Jacob Norman Feir (Jake)

1870-19??

Was a millwright and moved to Buffalo in the US. His son Julian Feir later moved to St Petersburgh, Florida.

 

James Albert Feir (Albert)

1865-1943

Worked as a flour miller in Cambray, Fenelon Falls and Peterborough, where he retired. He owned his own home along with three others that he rented out.

 

Isaiah Feir

1857-1930

Lived and worked in Janetville for a few years running a milling business after selling this business he moved to Peterborough where he lived and worked until 1918. After an accident prevented him from further work he then returned to Feir’s Mill and took over the operation of the business.

After the death of his wife in 1925 and the marriage of the last daughter that was living at home in 1927 he sold the mill property and moved into Omemee to live with his daughter Mrs. R.H. (Euphemia) Johnson and her husband.

In the summer of 1928 he took an extended trip through the United States where he visited his brother (Jacob) and two married daughters. In July 1929 in Omemee he suffered a paralytic stroke from which he never fully recovered and was later transferred to Peterborough Hospital.

John Ferguson Feir

1855-1924

    John Feir, fourth child of Alexander and Jane Feir was born in 1855. In 1883 he married Mary Burke, the daughter of Edward Burke who was born in England, and Rachel Blaylock. John and Mary had three daughters - Mabel Gertrude 1884, Emma Grace 1885 and Mary Edith 1889. Mary died soon after the birth of Mary Edith in 1889.

    In 1891 John Feir married Elizabeth Shea and they had two more daughters, Alma 1892 and Gladys 1900. Gladys died at age two from accidentally taking sleeping pills.

    John Feir owned a farm of 150 acres in Ops Township across the road from Feir's Mill property. Here his livelihood was derived from mixed farming. He also kept bees and produced honey.

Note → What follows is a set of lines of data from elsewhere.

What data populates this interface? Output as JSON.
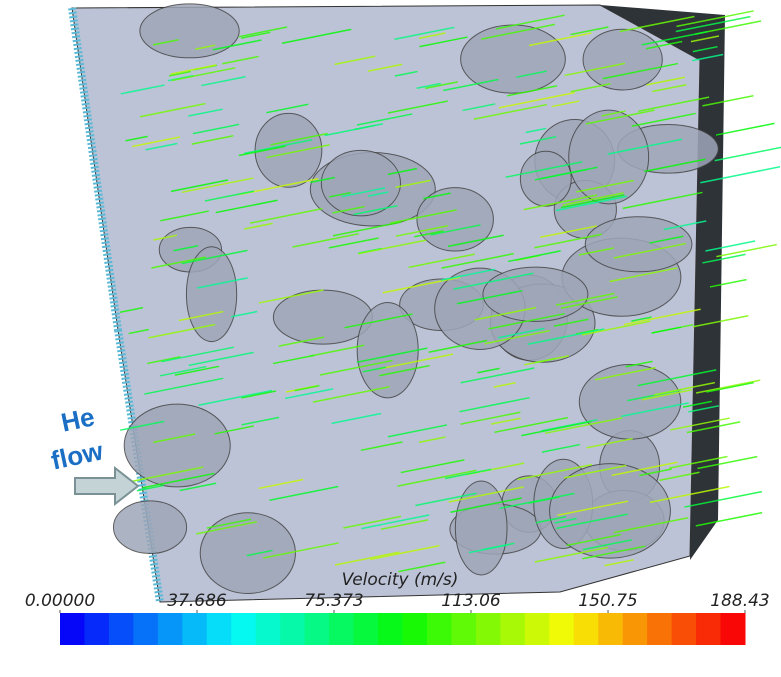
{
  "annotation": {
    "lines": [
      "He",
      "flow"
    ]
  },
  "colorbar": {
    "title": "Velocity (m/s)",
    "range": [
      0,
      188.43
    ],
    "ticks": [
      {
        "value": 0,
        "label": "0.00000"
      },
      37.686,
      75.373,
      113.06,
      150.75,
      188.43
    ]
  }
}
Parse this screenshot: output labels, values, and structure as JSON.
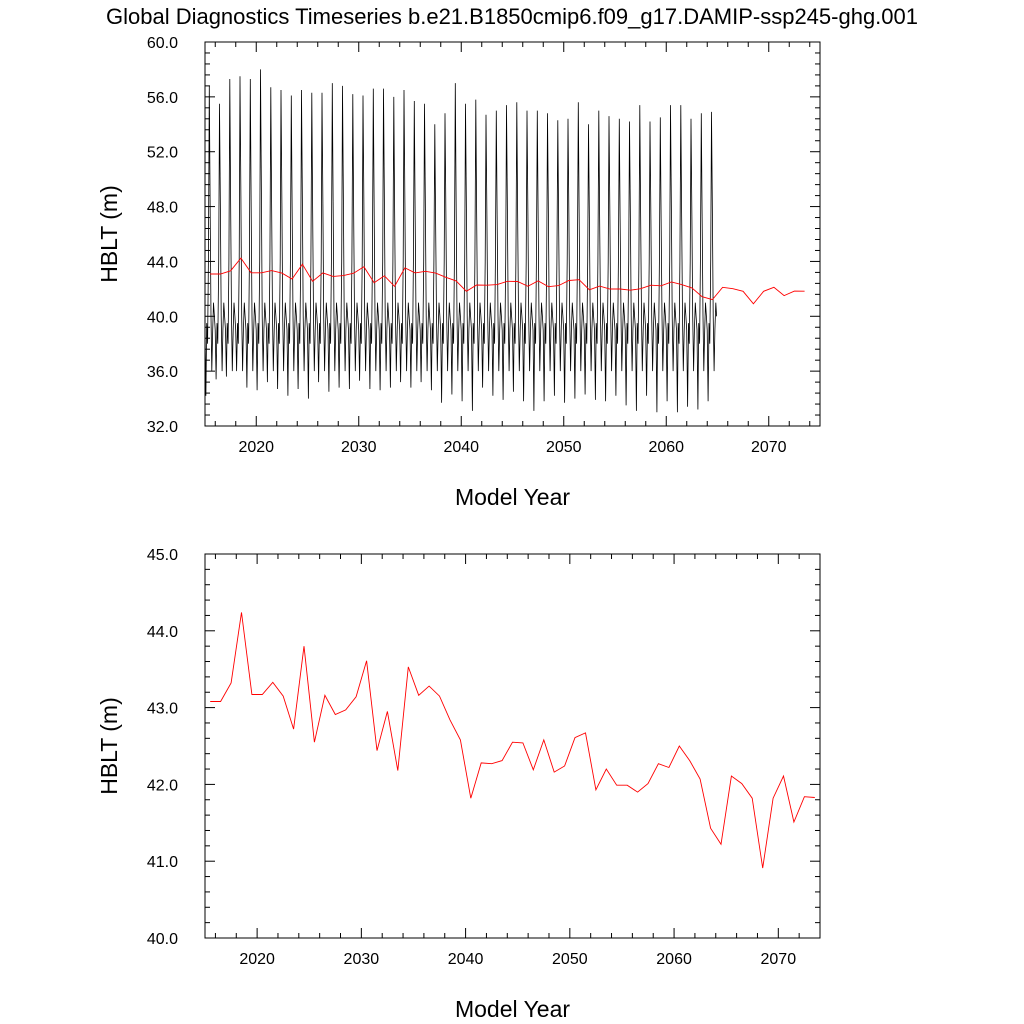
{
  "title": "Global Diagnostics Timeseries b.e21.B1850cmip6.f09_g17.DAMIP-ssp245-ghg.001",
  "colors": {
    "monthly": "#000000",
    "annual": "#ff0000",
    "axis": "#000000"
  },
  "chart_data": [
    {
      "type": "line",
      "xlabel": "Model Year",
      "ylabel": "HBLT (m)",
      "xlim": [
        2015,
        2075
      ],
      "ylim": [
        32.0,
        60.0
      ],
      "xticks": [
        "2020",
        "2030",
        "2040",
        "2050",
        "2060",
        "2070"
      ],
      "yticks": [
        "32.0",
        "36.0",
        "40.0",
        "44.0",
        "48.0",
        "52.0",
        "56.0",
        "60.0"
      ],
      "monthly_series": {
        "x_start": 2015.0,
        "x_step": 0.0833333,
        "annual_pattern": [
          39.0,
          34.0,
          39.5,
          38.0,
          44.0,
          55.5,
          48.0,
          40.0,
          36.0,
          39.0,
          41.0,
          40.0
        ],
        "annual_peaks": [
          56.8,
          55.5,
          57.3,
          57.5,
          57.3,
          58.0,
          56.7,
          56.5,
          56.1,
          56.5,
          56.3,
          56.3,
          57.0,
          56.8,
          56.2,
          56.1,
          56.6,
          56.6,
          56.0,
          56.5,
          55.7,
          55.5,
          54.0,
          54.8,
          57.0,
          55.5,
          55.8,
          54.7,
          55.0,
          55.4,
          55.6,
          55.0,
          55.0,
          54.8,
          54.3,
          54.4,
          55.6,
          54.0,
          55.0,
          54.6,
          54.4,
          54.2,
          55.4,
          54.2,
          54.5,
          55.4,
          55.4,
          54.4,
          54.8,
          54.9
        ],
        "annual_troughs": [
          34.2,
          35.4,
          35.6,
          36.0,
          34.8,
          34.6,
          35.2,
          34.7,
          34.2,
          34.7,
          34.0,
          35.2,
          34.5,
          34.8,
          34.7,
          35.3,
          34.7,
          34.6,
          34.8,
          35.2,
          34.8,
          35.2,
          34.6,
          33.7,
          34.3,
          33.8,
          33.1,
          34.8,
          34.2,
          33.9,
          34.5,
          33.8,
          33.1,
          33.8,
          34.2,
          33.7,
          34.0,
          34.3,
          33.9,
          33.8,
          34.2,
          33.5,
          33.1,
          34.2,
          33.0,
          33.8,
          33.0,
          33.4,
          33.2,
          33.8
        ]
      },
      "series": [
        {
          "x": [
            2015.5,
            2016.5,
            2017.5,
            2018.5,
            2019.5,
            2020.5,
            2021.5,
            2022.5,
            2023.5,
            2024.5,
            2025.5,
            2026.5,
            2027.5,
            2028.5,
            2029.5,
            2030.5,
            2031.5,
            2032.5,
            2033.5,
            2034.5,
            2035.5,
            2036.5,
            2037.5,
            2038.5,
            2039.5,
            2040.5,
            2041.5,
            2042.5,
            2043.5,
            2044.5,
            2045.5,
            2046.5,
            2047.5,
            2048.5,
            2049.5,
            2050.5,
            2051.5,
            2052.5,
            2053.5,
            2054.5,
            2055.5,
            2056.5,
            2057.5,
            2058.5,
            2059.5,
            2060.5,
            2061.5,
            2062.5,
            2063.5,
            2064.5,
            2065.5,
            2066.5,
            2067.5,
            2068.5,
            2069.5,
            2070.5,
            2071.5,
            2072.5,
            2073.5
          ],
          "y": [
            43.08,
            43.08,
            43.32,
            44.24,
            43.17,
            43.17,
            43.33,
            43.15,
            42.72,
            43.8,
            42.55,
            43.16,
            42.91,
            42.97,
            43.14,
            43.61,
            42.44,
            42.95,
            42.18,
            43.53,
            43.16,
            43.28,
            43.15,
            42.84,
            42.58,
            41.82,
            42.28,
            42.27,
            42.31,
            42.55,
            42.54,
            42.19,
            42.58,
            42.16,
            42.24,
            42.61,
            42.67,
            41.93,
            42.2,
            41.99,
            41.99,
            41.9,
            42.01,
            42.27,
            42.22,
            42.5,
            42.31,
            42.07,
            41.43,
            41.22,
            42.11,
            42.01,
            41.82,
            40.91,
            41.82,
            42.11,
            41.51,
            41.84,
            41.83
          ]
        }
      ]
    },
    {
      "type": "line",
      "xlabel": "Model Year",
      "ylabel": "HBLT (m)",
      "xlim": [
        2015,
        2074
      ],
      "ylim": [
        40.0,
        45.0
      ],
      "xticks": [
        "2020",
        "2030",
        "2040",
        "2050",
        "2060",
        "2070"
      ],
      "yticks": [
        "40.0",
        "41.0",
        "42.0",
        "43.0",
        "44.0",
        "45.0"
      ],
      "series": [
        {
          "x": [
            2015.5,
            2016.5,
            2017.5,
            2018.5,
            2019.5,
            2020.5,
            2021.5,
            2022.5,
            2023.5,
            2024.5,
            2025.5,
            2026.5,
            2027.5,
            2028.5,
            2029.5,
            2030.5,
            2031.5,
            2032.5,
            2033.5,
            2034.5,
            2035.5,
            2036.5,
            2037.5,
            2038.5,
            2039.5,
            2040.5,
            2041.5,
            2042.5,
            2043.5,
            2044.5,
            2045.5,
            2046.5,
            2047.5,
            2048.5,
            2049.5,
            2050.5,
            2051.5,
            2052.5,
            2053.5,
            2054.5,
            2055.5,
            2056.5,
            2057.5,
            2058.5,
            2059.5,
            2060.5,
            2061.5,
            2062.5,
            2063.5,
            2064.5,
            2065.5,
            2066.5,
            2067.5,
            2068.5,
            2069.5,
            2070.5,
            2071.5,
            2072.5,
            2073.5
          ],
          "y": [
            43.08,
            43.08,
            43.32,
            44.24,
            43.17,
            43.17,
            43.33,
            43.15,
            42.72,
            43.8,
            42.55,
            43.16,
            42.91,
            42.97,
            43.14,
            43.61,
            42.44,
            42.95,
            42.18,
            43.53,
            43.16,
            43.28,
            43.15,
            42.84,
            42.58,
            41.82,
            42.28,
            42.27,
            42.31,
            42.55,
            42.54,
            42.19,
            42.58,
            42.16,
            42.24,
            42.61,
            42.67,
            41.93,
            42.2,
            41.99,
            41.99,
            41.9,
            42.01,
            42.27,
            42.22,
            42.5,
            42.31,
            42.07,
            41.43,
            41.22,
            42.11,
            42.01,
            41.82,
            40.91,
            41.82,
            42.11,
            41.51,
            41.84,
            41.83
          ]
        }
      ]
    }
  ]
}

    When John's first wife died, the three girls went to live with their paternal grandparents. After John remarried, Mabel and Emma went back to the farm to live with their father and step-mother, Edith stayed at the Mill with her grandparents. She was present when family members came home to visit and watched while her grandfather redressed the mill stones when they became too smooth to grind the grain effectively. She accompanied her grandmother in the horse and buggy on various trips to Omemee and when she went to visit friends. Most of my information has come from her stories of those early years.

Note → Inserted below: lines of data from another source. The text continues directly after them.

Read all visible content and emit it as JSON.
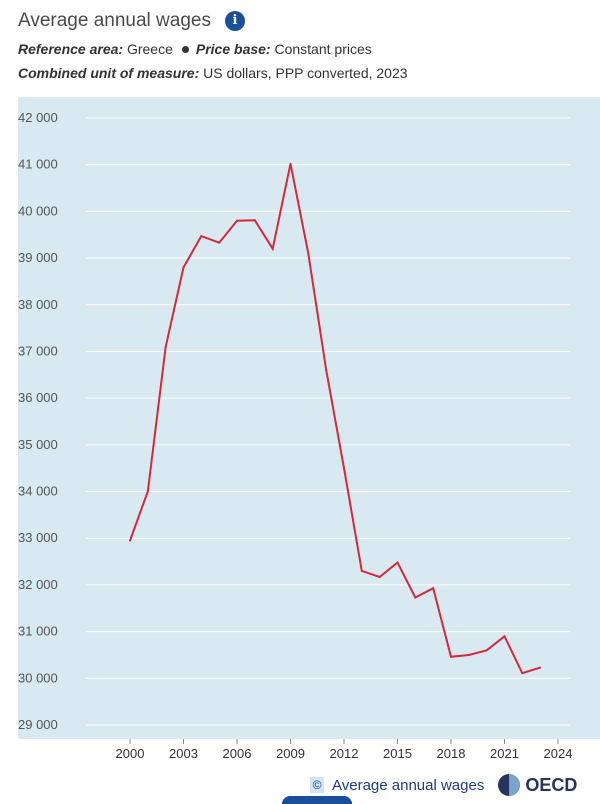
{
  "header": {
    "title": "Average annual wages",
    "reference_label": "Reference area:",
    "reference_value": "Greece",
    "price_label": "Price base:",
    "price_value": "Constant prices",
    "unit_label": "Combined unit of measure:",
    "unit_value": "US dollars, PPP converted, 2023",
    "info_icon": "info-icon"
  },
  "footer": {
    "copyright_icon": "©",
    "link_text": "Average annual wages",
    "logo_text": "OECD"
  },
  "colors": {
    "plot_background": "#d9e9f1",
    "line": "#d62839",
    "grid": "#ffffff"
  },
  "chart_data": {
    "type": "line",
    "title": "Average annual wages",
    "xlabel": "",
    "ylabel": "",
    "x": [
      2000,
      2001,
      2002,
      2003,
      2004,
      2005,
      2006,
      2007,
      2008,
      2009,
      2010,
      2011,
      2012,
      2013,
      2014,
      2015,
      2016,
      2017,
      2018,
      2019,
      2020,
      2021,
      2022,
      2023
    ],
    "series": [
      {
        "name": "Greece",
        "values": [
          32950,
          34000,
          37100,
          38800,
          39470,
          39330,
          39800,
          39810,
          39200,
          41020,
          39100,
          36600,
          34500,
          32300,
          32170,
          32480,
          31730,
          31930,
          30460,
          30500,
          30600,
          30900,
          30110,
          30230
        ]
      }
    ],
    "x_ticks": [
      2000,
      2003,
      2006,
      2009,
      2012,
      2015,
      2018,
      2021,
      2024
    ],
    "x_tick_labels": [
      "2000",
      "2003",
      "2006",
      "2009",
      "2012",
      "2015",
      "2018",
      "2021",
      "2024"
    ],
    "y_ticks": [
      29000,
      30000,
      31000,
      32000,
      33000,
      34000,
      35000,
      36000,
      37000,
      38000,
      39000,
      40000,
      41000,
      42000
    ],
    "y_tick_labels": [
      "29 000",
      "30 000",
      "31 000",
      "32 000",
      "33 000",
      "34 000",
      "35 000",
      "36 000",
      "37 000",
      "38 000",
      "39 000",
      "40 000",
      "41 000",
      "42 000"
    ],
    "xlim": [
      1998,
      2025
    ],
    "ylim": [
      28700,
      42450
    ],
    "grid": true,
    "legend": "none"
  }
}
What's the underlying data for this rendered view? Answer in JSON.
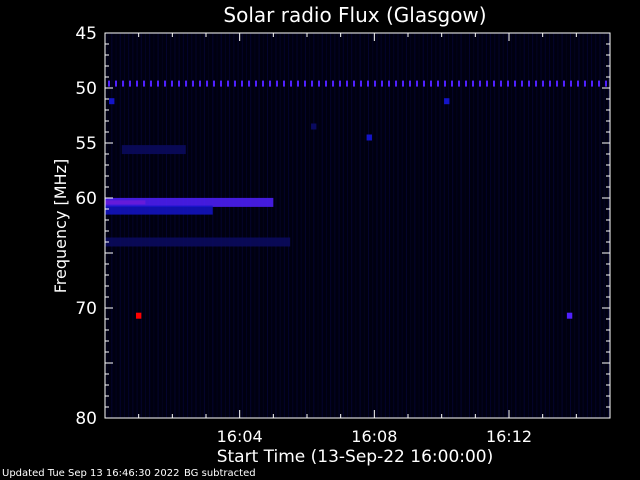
{
  "chart_data": {
    "type": "heatmap",
    "title": "Solar radio Flux (Glasgow)",
    "xlabel": "Start Time (13-Sep-22 16:00:00)",
    "ylabel": "Frequency [MHz]",
    "xlim_minutes": [
      0,
      15
    ],
    "ylim_mhz": [
      45,
      80
    ],
    "y_inverted": true,
    "x_ticks": [
      {
        "minutes": 4,
        "label": "16:04"
      },
      {
        "minutes": 8,
        "label": "16:08"
      },
      {
        "minutes": 12,
        "label": "16:12"
      }
    ],
    "y_ticks": [
      {
        "value": 45,
        "label": "45"
      },
      {
        "value": 50,
        "label": "50"
      },
      {
        "value": 55,
        "label": "55"
      },
      {
        "value": 60,
        "label": "60"
      },
      {
        "value": 70,
        "label": "70"
      },
      {
        "value": 80,
        "label": "80"
      }
    ],
    "colormap": [
      "#000010",
      "#0a0a60",
      "#1414c8",
      "#5020ff",
      "#ff0000"
    ],
    "features": [
      {
        "name": "persistent-band",
        "freq_mhz": 49.6,
        "t_start_min": 0,
        "t_end_min": 15,
        "intensity": 0.55,
        "dotted": true
      },
      {
        "name": "strong-emission",
        "freq_mhz": 60.4,
        "t_start_min": 0,
        "t_end_min": 1.2,
        "intensity": 1.0
      },
      {
        "name": "emission-band",
        "freq_mhz": 60.4,
        "t_start_min": 0,
        "t_end_min": 5.0,
        "intensity": 0.75
      },
      {
        "name": "emission-band-lower",
        "freq_mhz": 61.1,
        "t_start_min": 0,
        "t_end_min": 3.2,
        "intensity": 0.5
      },
      {
        "name": "faint-band",
        "freq_mhz": 64.0,
        "t_start_min": 0,
        "t_end_min": 5.5,
        "intensity": 0.25
      },
      {
        "name": "faint-band-55",
        "freq_mhz": 55.6,
        "t_start_min": 0.5,
        "t_end_min": 2.4,
        "intensity": 0.3
      },
      {
        "name": "spot",
        "freq_mhz": 70.7,
        "t_start_min": 0.95,
        "t_end_min": 1.05,
        "intensity": 0.9
      },
      {
        "name": "spot",
        "freq_mhz": 70.7,
        "t_start_min": 13.75,
        "t_end_min": 13.85,
        "intensity": 0.85
      },
      {
        "name": "spot",
        "freq_mhz": 54.5,
        "t_start_min": 7.8,
        "t_end_min": 7.9,
        "intensity": 0.6
      },
      {
        "name": "spot",
        "freq_mhz": 51.2,
        "t_start_min": 10.1,
        "t_end_min": 10.2,
        "intensity": 0.4
      },
      {
        "name": "spot",
        "freq_mhz": 51.2,
        "t_start_min": 0.15,
        "t_end_min": 0.25,
        "intensity": 0.4
      },
      {
        "name": "spot",
        "freq_mhz": 53.5,
        "t_start_min": 6.15,
        "t_end_min": 6.25,
        "intensity": 0.35
      }
    ]
  },
  "footer": {
    "updated": "Updated Tue Sep 13 16:46:30 2022",
    "bg_note": "BG subtracted"
  }
}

    In 1917 John sold the farm and lived for a short time just west of Omemee. By 1920 he had bought a house in Mount Pleasant. Here, he kept a cow, raised chickens and tended a good garden. Mabel lived only a few miles away and her children often stopped by after school to visit. In the winter months they kept their horse in Grandpa's barn while attending school in Mount Pleasant. Ruth and Roy remember him as a very kind man. Like many of the Feirs, he had excellent carpentry skills

    In 1924 John Feir died of a leg injury that turned to gangrene. His constitution could not withstand the shock of the amputation that ensued.